ADAM THIELEN — INTEGRAL — 2017
A strange book about vampires, magicians, called mages, and a criminal imbroglio in this nocturnal and magic society. Normal people, that is to say humans, are marginal in the story, though they do play an ancillary role now and then. The main characters are the vampires who are all members of an agency in Kansas City that is investigating vampiristic crimes. Mages are locked up in universities that are no campuses but plain prisons and they are trained in their magic but also trained in fighting, close combat and other war-time techniques. We do not know why and this is kept nicely secret within these universities that have their own security system.
Apart from that the story is a crime story in the style of “Person of Interest.” A little bit difficult at first for a few chapters that are dealing with a case that has nothing to do with the main case. This introduction is definitely too long and in fact not needed at all. When finally, we are in Kansas City and confronted to the case that is the main course of the meal we can find some tempo and even energy that creates suspense, expectations, surprises and various predictable or non-predictable developments.
This world is of course completely rotten with corruption. The boss of the investigation service in Kansas City is trying to liberate one seat on the Vampire Committee for himself by having the oldest member assassinated by a mage he has to bring out of campus, which is difficult since these mages have anklets that cannot be taken off, except by some cruel magic.
Rotten with corruption too because some private corporations are inventing drugs intended to be for vampires. These drugs are of course illegal and run underground, but it is a very juicy and profitable black market activity for people who like money.
The security system of the university is just as rotten as the vampire investigation service and society at large, and the boss of the service who is also a firearm instructor is revealed as taking all kinds of grenades out of the armory and selling them on another black market, the black-market of weapons, though the novel does not make much of this, except for the last grenade, a polonium grenade that has the particularity to kill mages, that is to say to go through their skin protection.
It all starts when a mage, in this case a young girl, Sandra, is reported as missing on campus.
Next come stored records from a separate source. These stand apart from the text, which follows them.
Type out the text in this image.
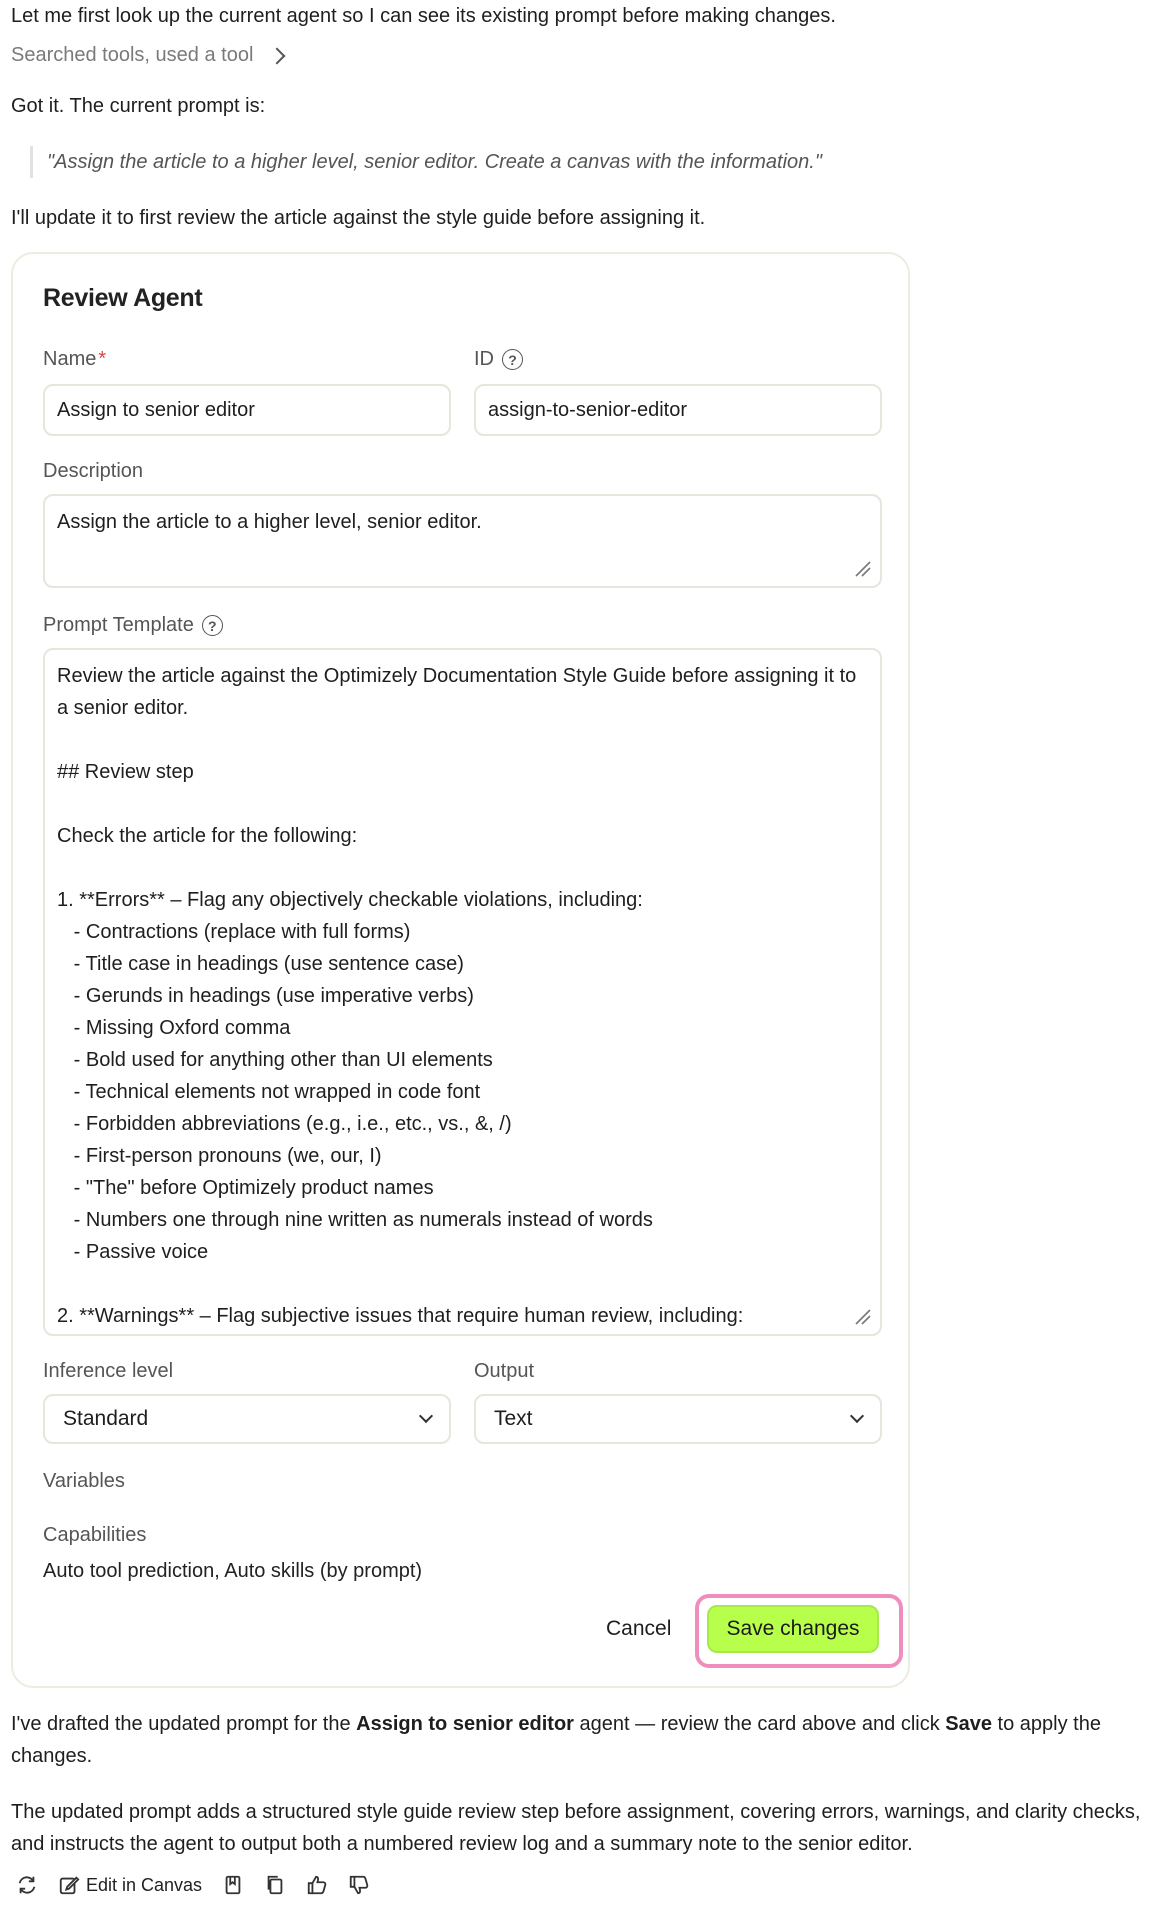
Let me first look up the current agent so I can see its existing prompt before making changes.

Searched tools, used a tool

Got it. The current prompt is:

"Assign the article to a higher level, senior editor. Create a canvas with the information."

I'll update it to first review the article against the style guide before assigning it.

Review Agent
Name *
Assign to senior editor
ID	?
assign-to-senior-editor
Description
Assign the article to a higher level, senior editor.
Prompt Template	?
Review the article against the Optimizely Documentation Style Guide before assigning it to
a senior editor.
## Review step
Check the article for the following:
1. **Errors** – Flag any objectively checkable violations, including:
- Contractions (replace with full forms)
- Title case in headings (use sentence case)
- Gerunds in headings (use imperative verbs)
- Missing Oxford comma
- Bold used for anything other than UI elements
- Technical elements not wrapped in code font
- Forbidden abbreviations (e.g., i.e., etc., vs., &, /)
- First-person pronouns (we, our, I)
- "The" before Optimizely product names
- Numbers one through nine written as numerals instead of words
- Passive voice
2. **Warnings** – Flag subjective issues that require human review, including:
Inference level
Standard
Output
Text
Variables
Capabilities
Auto tool prediction, Auto skills (by prompt)
Cancel	Save changes

I've drafted the updated prompt for the Assign to senior editor agent — review the card above and click Save to apply the changes.

The updated prompt adds a structured style guide review step before assignment, covering errors, warnings, and clarity checks, and instructs the agent to output both a numbered review log and a summary note to the senior editor.

Edit in Canvas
The campus security service asks for the help of the vampire investigation service. That leads to a complicated story with blackmailing, assassinations, extortions of anything valuable, thefts, robbery, assault of corporate buildings, thwarted digital surveillance and communication, hacking and many other imaginable crimes.
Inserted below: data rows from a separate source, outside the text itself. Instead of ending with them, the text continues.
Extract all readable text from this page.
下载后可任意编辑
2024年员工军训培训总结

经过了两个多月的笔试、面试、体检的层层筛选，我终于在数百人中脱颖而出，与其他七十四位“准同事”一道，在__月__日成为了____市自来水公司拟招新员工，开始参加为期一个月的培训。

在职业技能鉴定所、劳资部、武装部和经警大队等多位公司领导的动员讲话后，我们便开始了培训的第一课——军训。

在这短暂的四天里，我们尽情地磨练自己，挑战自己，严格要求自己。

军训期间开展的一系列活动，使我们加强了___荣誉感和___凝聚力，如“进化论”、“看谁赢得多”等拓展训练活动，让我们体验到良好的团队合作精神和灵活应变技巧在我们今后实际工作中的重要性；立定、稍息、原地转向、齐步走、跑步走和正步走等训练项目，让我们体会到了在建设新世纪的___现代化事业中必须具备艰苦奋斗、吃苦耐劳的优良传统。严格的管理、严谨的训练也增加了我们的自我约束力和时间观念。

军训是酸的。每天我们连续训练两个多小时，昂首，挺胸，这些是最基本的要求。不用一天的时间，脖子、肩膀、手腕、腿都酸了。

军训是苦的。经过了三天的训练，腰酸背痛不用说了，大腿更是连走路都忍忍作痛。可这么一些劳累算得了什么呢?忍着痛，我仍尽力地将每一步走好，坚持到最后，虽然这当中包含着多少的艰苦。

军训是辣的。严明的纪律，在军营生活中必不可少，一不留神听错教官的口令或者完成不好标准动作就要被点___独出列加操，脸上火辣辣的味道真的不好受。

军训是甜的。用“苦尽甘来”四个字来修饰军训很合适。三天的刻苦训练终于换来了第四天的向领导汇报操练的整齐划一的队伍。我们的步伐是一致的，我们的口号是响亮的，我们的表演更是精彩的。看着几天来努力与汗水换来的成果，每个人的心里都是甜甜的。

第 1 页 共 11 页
Unluckily the only sympathetic girl of the story is killed by the polonium grenade, the mage Sandra Haulstein, and the survivors get justice against their two rotten bosses, one retires and the other is bluntly killed after trying to kill one of his agents after confessing his corruption. Simple, my dear Watson.
You might find these vampires a little bit too human since they eat, drink and smoke anything they want. Blood is a treat from time to time, especially to regenerate their crumbling bodies when attacked, wounded, or anything worse. The magicians, mages, are not really exploited and you will not get much from and about their magic. Too bad. I would have enjoyed a little bit of pottering.
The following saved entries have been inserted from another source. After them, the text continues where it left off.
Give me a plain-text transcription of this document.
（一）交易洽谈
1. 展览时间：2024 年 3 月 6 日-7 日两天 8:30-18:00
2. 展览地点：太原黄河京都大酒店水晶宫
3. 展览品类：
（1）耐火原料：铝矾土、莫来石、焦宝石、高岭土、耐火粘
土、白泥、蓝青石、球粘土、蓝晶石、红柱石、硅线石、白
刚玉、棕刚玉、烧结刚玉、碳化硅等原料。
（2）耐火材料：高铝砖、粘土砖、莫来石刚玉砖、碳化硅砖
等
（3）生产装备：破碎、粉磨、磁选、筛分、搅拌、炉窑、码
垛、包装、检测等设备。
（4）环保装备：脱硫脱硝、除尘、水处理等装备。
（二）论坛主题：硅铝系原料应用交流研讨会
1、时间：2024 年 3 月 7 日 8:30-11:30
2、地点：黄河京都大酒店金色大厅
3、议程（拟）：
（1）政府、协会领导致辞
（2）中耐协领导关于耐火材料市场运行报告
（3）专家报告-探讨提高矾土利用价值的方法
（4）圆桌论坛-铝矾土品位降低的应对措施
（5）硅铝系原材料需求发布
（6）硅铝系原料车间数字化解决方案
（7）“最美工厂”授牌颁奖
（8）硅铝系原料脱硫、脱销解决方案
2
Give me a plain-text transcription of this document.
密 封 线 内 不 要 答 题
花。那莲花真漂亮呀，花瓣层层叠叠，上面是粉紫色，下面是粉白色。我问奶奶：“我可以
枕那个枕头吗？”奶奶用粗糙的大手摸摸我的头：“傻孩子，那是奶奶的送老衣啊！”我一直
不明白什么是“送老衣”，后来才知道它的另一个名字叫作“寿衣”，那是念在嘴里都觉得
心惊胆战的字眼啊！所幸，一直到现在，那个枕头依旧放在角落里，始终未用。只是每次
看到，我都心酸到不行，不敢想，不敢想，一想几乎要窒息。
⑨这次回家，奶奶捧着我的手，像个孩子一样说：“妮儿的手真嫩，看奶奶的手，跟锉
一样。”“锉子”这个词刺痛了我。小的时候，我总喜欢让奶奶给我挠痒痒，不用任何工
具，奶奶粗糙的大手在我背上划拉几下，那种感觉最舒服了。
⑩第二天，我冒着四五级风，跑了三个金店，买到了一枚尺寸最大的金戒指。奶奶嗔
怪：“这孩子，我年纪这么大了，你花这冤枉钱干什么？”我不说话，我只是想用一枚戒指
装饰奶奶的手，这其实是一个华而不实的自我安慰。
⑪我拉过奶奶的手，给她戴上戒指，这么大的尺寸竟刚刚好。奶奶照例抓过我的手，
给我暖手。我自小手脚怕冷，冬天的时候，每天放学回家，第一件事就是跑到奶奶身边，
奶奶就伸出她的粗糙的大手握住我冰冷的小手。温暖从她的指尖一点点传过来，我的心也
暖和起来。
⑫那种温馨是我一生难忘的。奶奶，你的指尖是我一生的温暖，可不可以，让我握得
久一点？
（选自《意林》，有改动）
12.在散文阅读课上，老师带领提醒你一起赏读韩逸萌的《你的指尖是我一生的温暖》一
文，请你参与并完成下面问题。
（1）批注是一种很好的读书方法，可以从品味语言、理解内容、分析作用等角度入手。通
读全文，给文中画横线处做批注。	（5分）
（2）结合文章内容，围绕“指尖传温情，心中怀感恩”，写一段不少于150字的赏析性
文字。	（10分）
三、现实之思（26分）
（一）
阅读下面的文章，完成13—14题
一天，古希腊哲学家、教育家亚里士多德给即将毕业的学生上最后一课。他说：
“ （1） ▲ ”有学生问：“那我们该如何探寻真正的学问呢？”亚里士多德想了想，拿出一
But as an entertaining reading for adults, it is OK. I guess some late or older teenagers might also enjoy it. It is more meant for male readers than female readers. At the same time the book ends up on an important color-non-invisibility that is reassuring about the USA and their race problem. “A dark-skinned man named Freddy, . . . “Tha’ was nice,” . . . “Might be tha bess I evah had.” . . . “Was that tha body magic?” . . . “If ya say so.” . . . “Ya ‘ave ta miss tha outside,” he said. . . “Tha’s rough.” “Dark-skinned” means black if we believe the language (“N***a ya black!). But that ends up the novel on a touch of black magic because this Freddy is in bed with someone we could consider as dead:
“Sandra Haulstein suppressed the urge to rise and retreat to her room, choosing instead to bask in a warm euphoria of contentment for a bit longer. Such simple moments are not to be trifled, for there may come a time when things are not so simple, and life’s story comes to an…”
Let’s just stop on this suspended promise of a resurrection in some not too distant future.